En chemin, les voyageurs rencontrèrent un jeune garçon occupé à remplir des bouteilles, à l’aide de conduits enfoncés dans l’arbre à sucre (érable) assez commun en Franconie, la sève qui s’écoulait non sans quelque abondance et qui, soumise ensuite à la cuisson, expliqua Lafaine, fournissait une certaine quantité de matière sucrante. Ils se proposèrent de tenter l’expérience, en prenant les conseils de Lafaine. Pour le moment, après avoir visité les arbres dont la sève s’échappait par les entailles creusées, ils remontèrent dans le palanquin, et, au prochain tournant, ils aperçurent la maison d’école. Les enfants, filles et garçons, jouaient dans la cour et interrompirent leurs jeux pour voir passer le singulier attelage.
Lafaine fit arrêter le cheval, pour leur permettre de le contempler à l’aise, tandis que plusieurs de leurs camarades demeuraient près d’un trou fait dans le mur de la cour et semblaient y observer quelque chose avec attention. Un jeune écolier, s’en approchait, une pierre à la main, dans une intention méchante, tandis qu’un autre, plus rusé ou plus charitable, se mettait à genoux et offrait du pain, sans doute à quelque animal qu’il voulait faire sortir.
FRANCO SE MIT A GAMBADER. (PAGE 20.)
— Ici, Pompée, disait-il, d’un ton engageant, viens pauvre Pompée!
— C’est sans doute un chien qui s’appelle ainsi, dit judicieusement Riquet.
Et aussitôt apparut, à l’ouverture du trou, une tête de chien, blanche avec des oreilles de couleur fauve.
— Je crois que c’est Franco, dit Riquet qui descendit du palanquin et se mit à l’appeler en courant vers l’école. Et c’était bien Franco qui s’élança hors du trou et se mit à gambader autour du jeune garçon, avec une joie folle, sauta dans le palanquin et se blottit contre Madeleine.
Riquet apprit des écoliers qu’en arrivant le matin, à l’école ils avaient trouvé le chien couché sur les marches du perron et que, effrayé par leurs cris, il s’était réfugié dans le trou où Mary Bell, une de leurs camarades, lui avait porté à manger. A la fin de la classe elle était revenue, pour voir ce qui s’était passé, et constata avec plaisir que l’intrus n’avait rien laissé de la pitance.

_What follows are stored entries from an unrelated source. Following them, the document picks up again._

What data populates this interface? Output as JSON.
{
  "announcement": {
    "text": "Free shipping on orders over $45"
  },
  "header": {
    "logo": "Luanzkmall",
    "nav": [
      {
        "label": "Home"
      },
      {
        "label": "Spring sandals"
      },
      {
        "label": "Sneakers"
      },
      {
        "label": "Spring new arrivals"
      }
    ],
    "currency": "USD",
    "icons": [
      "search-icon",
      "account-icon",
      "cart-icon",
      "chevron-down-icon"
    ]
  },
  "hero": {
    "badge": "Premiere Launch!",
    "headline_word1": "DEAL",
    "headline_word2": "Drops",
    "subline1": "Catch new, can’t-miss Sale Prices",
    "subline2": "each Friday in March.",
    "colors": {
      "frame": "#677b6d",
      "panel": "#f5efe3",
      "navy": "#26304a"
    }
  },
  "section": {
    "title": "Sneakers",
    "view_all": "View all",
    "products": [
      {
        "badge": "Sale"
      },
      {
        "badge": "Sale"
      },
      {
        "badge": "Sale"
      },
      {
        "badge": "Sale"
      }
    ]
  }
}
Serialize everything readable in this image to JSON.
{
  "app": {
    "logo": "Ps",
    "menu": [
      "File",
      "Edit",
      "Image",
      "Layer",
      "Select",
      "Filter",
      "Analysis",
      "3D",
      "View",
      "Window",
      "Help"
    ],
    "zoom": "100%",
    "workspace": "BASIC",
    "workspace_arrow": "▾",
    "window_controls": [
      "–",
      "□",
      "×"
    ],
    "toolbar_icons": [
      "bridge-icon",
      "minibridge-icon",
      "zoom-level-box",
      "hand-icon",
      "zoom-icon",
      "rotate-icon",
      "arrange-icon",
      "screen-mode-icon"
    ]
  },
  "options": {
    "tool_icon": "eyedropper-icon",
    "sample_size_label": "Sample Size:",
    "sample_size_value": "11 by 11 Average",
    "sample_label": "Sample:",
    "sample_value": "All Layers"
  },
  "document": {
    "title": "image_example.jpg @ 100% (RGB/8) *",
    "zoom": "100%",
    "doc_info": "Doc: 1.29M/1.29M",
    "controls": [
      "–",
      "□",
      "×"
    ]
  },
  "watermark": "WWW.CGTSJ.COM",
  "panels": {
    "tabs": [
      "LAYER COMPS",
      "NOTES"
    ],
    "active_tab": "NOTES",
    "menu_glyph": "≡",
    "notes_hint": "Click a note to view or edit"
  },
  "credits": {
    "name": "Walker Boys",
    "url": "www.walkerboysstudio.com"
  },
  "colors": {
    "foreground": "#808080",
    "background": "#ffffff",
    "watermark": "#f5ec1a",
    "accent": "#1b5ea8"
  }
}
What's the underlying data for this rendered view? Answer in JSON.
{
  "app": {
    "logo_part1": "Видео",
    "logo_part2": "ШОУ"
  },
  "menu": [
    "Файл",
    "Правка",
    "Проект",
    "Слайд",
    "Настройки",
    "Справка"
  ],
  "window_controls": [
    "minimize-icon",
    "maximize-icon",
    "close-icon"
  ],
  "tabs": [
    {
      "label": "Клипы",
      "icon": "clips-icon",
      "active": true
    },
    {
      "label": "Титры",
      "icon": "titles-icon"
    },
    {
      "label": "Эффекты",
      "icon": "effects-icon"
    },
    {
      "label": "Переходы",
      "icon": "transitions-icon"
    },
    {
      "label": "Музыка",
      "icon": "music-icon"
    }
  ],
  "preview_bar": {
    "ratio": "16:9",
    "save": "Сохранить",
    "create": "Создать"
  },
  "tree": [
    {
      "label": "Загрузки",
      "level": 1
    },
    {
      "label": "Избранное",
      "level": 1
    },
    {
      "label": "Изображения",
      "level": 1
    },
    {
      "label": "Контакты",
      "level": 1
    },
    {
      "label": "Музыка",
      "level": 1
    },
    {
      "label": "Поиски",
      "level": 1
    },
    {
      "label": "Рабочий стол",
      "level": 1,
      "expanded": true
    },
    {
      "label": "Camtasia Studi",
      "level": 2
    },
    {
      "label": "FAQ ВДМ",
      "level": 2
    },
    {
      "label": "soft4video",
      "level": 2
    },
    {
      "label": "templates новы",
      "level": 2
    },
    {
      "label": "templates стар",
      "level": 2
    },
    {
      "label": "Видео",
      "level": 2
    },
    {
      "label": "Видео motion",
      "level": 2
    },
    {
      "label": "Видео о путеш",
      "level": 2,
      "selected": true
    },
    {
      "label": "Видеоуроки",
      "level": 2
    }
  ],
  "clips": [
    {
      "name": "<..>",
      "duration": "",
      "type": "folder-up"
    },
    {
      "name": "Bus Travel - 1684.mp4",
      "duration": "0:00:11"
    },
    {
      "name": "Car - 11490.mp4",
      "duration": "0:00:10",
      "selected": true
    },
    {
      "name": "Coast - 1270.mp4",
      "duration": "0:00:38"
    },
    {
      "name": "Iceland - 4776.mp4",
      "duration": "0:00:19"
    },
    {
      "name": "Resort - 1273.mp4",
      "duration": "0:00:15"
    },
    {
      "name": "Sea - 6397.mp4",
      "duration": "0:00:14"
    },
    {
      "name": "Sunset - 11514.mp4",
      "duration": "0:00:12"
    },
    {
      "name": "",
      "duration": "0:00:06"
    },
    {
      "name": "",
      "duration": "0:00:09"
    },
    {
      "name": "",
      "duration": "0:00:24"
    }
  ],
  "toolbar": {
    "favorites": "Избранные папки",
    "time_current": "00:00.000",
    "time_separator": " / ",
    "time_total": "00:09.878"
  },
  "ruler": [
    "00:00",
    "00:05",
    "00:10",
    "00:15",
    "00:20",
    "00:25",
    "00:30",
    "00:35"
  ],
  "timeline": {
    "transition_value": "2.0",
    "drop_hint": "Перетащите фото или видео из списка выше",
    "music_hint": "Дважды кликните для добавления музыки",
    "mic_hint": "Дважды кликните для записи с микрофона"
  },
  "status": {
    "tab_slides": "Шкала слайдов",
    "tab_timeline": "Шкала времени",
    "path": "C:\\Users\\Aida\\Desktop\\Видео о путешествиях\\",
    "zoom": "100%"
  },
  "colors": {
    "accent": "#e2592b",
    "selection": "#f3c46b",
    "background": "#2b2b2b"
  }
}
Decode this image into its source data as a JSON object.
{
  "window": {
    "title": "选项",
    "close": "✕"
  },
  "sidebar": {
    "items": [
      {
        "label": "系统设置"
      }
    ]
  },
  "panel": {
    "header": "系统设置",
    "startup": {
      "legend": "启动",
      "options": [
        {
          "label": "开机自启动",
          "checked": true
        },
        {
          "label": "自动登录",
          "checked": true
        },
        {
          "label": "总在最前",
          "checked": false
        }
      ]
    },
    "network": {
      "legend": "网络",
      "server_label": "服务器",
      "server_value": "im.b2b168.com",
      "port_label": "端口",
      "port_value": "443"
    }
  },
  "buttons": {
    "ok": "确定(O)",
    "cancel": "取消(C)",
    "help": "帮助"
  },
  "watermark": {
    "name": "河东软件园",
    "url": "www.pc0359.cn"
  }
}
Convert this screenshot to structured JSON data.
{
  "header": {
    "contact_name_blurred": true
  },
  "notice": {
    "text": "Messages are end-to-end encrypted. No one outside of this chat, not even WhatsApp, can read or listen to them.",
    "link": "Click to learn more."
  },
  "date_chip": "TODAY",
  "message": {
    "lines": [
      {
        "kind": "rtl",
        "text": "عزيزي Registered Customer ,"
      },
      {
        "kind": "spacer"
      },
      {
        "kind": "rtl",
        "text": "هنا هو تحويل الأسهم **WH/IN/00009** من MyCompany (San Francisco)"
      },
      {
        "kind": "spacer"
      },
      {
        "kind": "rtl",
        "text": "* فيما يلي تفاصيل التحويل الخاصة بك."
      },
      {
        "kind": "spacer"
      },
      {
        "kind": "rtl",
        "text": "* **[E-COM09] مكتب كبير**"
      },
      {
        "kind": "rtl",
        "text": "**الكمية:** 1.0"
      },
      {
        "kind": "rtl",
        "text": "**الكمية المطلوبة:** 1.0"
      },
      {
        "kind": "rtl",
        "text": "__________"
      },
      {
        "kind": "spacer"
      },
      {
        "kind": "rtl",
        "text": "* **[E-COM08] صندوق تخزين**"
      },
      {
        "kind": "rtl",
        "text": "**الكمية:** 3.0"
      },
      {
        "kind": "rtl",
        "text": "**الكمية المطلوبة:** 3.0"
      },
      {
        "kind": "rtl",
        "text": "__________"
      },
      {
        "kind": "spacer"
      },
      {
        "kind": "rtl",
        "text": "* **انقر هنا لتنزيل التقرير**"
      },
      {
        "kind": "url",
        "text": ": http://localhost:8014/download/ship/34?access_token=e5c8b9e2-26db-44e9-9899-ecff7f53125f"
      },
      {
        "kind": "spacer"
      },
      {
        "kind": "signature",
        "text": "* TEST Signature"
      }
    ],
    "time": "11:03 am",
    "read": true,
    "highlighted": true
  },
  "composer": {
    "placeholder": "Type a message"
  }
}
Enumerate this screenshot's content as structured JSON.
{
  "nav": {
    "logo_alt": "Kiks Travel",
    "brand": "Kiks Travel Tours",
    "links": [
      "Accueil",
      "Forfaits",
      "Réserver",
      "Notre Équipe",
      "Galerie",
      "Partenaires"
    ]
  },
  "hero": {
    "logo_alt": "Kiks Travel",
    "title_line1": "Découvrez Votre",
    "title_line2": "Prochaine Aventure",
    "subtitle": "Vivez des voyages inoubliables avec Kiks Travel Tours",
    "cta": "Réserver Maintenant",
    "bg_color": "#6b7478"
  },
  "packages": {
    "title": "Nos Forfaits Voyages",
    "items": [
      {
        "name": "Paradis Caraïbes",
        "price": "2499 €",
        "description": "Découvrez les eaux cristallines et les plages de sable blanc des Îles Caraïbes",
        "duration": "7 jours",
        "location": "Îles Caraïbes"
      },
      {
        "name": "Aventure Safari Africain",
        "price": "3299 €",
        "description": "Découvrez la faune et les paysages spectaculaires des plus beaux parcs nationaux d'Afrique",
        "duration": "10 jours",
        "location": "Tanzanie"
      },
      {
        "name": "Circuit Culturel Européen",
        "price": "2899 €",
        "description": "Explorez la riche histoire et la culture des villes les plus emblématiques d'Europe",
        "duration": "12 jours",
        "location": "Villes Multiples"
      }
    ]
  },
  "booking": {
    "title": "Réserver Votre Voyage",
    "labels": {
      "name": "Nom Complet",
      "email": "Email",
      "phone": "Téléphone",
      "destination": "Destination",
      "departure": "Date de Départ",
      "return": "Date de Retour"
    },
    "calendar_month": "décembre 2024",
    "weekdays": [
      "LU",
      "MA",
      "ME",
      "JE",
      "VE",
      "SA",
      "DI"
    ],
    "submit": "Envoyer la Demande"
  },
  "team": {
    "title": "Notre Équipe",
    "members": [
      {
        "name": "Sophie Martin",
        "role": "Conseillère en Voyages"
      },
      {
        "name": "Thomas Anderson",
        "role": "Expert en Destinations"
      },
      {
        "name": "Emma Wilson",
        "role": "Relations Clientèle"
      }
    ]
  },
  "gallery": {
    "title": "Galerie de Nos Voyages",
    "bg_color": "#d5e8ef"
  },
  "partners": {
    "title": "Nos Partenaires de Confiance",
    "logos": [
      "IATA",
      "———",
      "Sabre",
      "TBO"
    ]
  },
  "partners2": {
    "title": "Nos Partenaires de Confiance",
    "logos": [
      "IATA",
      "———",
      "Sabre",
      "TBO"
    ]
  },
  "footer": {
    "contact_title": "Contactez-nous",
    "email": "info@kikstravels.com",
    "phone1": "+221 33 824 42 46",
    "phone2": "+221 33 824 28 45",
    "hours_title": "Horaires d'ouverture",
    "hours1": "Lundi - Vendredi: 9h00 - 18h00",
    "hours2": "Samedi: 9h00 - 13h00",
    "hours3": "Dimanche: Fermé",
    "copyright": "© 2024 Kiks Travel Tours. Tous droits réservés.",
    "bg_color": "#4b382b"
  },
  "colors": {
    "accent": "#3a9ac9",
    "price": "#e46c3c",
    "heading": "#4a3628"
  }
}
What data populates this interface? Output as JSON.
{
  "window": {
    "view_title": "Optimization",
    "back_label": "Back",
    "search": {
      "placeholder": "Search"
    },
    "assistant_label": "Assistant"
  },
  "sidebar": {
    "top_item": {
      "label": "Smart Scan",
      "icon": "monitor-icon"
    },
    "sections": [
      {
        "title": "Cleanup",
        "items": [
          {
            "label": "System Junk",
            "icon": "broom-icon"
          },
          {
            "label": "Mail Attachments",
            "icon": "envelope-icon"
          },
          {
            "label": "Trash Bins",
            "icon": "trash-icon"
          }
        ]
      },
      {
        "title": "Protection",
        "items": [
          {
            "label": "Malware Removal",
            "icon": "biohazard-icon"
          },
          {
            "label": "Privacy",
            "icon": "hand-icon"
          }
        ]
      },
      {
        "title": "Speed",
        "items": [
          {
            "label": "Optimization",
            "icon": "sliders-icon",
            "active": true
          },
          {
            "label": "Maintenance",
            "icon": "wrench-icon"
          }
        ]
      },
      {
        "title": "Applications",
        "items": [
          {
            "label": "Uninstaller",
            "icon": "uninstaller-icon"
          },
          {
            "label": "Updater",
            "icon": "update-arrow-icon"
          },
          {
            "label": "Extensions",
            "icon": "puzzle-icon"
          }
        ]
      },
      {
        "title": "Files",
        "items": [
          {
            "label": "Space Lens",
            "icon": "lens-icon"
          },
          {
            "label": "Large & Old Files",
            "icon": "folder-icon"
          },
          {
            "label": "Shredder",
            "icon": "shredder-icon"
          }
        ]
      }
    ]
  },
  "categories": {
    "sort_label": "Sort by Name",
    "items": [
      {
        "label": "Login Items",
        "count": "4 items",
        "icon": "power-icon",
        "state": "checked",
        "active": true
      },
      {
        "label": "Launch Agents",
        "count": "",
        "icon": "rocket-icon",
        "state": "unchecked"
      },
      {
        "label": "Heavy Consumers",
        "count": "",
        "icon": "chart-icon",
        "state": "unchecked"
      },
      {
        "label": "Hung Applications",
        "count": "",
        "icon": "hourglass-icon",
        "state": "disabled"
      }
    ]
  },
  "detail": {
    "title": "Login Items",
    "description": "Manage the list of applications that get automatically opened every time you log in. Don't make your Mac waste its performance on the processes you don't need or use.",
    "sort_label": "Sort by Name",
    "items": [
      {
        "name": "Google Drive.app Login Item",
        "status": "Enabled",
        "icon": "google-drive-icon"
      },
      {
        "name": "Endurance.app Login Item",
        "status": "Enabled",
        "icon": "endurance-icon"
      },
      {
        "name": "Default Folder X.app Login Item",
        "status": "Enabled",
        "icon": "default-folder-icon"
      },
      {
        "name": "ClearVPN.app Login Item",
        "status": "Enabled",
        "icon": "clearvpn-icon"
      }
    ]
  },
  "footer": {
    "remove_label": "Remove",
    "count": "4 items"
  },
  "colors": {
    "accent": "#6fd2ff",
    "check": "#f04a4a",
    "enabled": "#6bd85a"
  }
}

Alors, Lafaine, heureux d’avoir retrouvé Franco, proposa une promenade générale en palanquin, et Mary Bell fut chargée de demander l’autorisation à la maîtresse qui l’accorda. Elle ne savait rien refuser à la charmante Mary Bell, et ce fut une allégresse générale que cette promenade, sous la direction de Lafaine, mêlée d’éclats de rire et de clameurs joyeuses. Le retour, comme le départ, s’effectua dans les meilleures conditions, et avant de s’éloigner de Mary Bell, Madeleine l’embrassa avec effusion, en la remerciant de sa bonté pour Franco qu’elle avait empêché de mourir de faim; et elles se quittèrent les meilleures amies du monde.
Mme Henry ne s’opposa pas à ce qu’il y eût désormais deux chiens dans la maison.